Quinze ans plus tard, aucune amélioration : les mobilisations se multiplient dans les hôpitaux psychiatriques, alors que des dizaines de rapports parlementaires et ministériels sur la situation de la psychiatrie ont été produits. Rapports même assez nombreux pour faire figurer dans celui du député Robiliard en 2013, une recommandation qui enjoint de mettre en œuvre les recommandations plutôt que de multiplier les rapports aux mêmes constats.
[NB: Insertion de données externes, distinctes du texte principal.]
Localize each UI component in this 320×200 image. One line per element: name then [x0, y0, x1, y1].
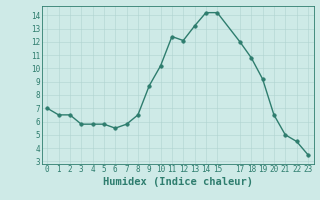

Pour les pouvoirs publics, il est trop tentant de considérer que la psychiatrie, située à la croisée de la médecine et des sciences sociales, destinée à évoluer sans cesse, porte en elle les germes d’une crise permanente, simple signe des difficultés d’adaptation de ses agents. Il est d’ailleurs répété à l’envi depuis 15 ans dans les services du ministère que la psychiatrie ne manque pas de moyens puisque la France serait mieux lotie que nombre de ses voisins en terme de budgets attribués à la santé mentale. Mais c’est faire fi des éléments diagnostiques de la crise qui figurent dans les statistiques ministérielles: avec 2 millions de personnes suivies, en large majorité par la psychiatrie publique, et de manière ambulatoire, les files actives des patients augmentent de 3 à 5% tous les ans par secteur, le nombre de soins sans consentement continue de croître (+ 15% entre 2012 et 2015), quand le temps de personnel soignant auprès des patients diminue (jusqu’à 47% de diminution des personnels non médicaux en 15 ans pour certains secteurs) et que le taux de vacance de postes de psychiatres à temps plein atteint 30 %.

Discours paradoxal

Aux facteurs connus et communs aux hôpitaux généraux de souffrance au travail (détérioration des conditions de travail, absentéisme et turn-over des équipes, insatisfaction face aux tâches à accomplir par dénaturation de la relation soignante), s’est ajouté au fil du temps un sentiment partagé de perte de sens du travail en psychiatrie publique. Et sur ce point, il est bien nécessaire de considérer le rôle des politiques appliquées à la psychiatrie.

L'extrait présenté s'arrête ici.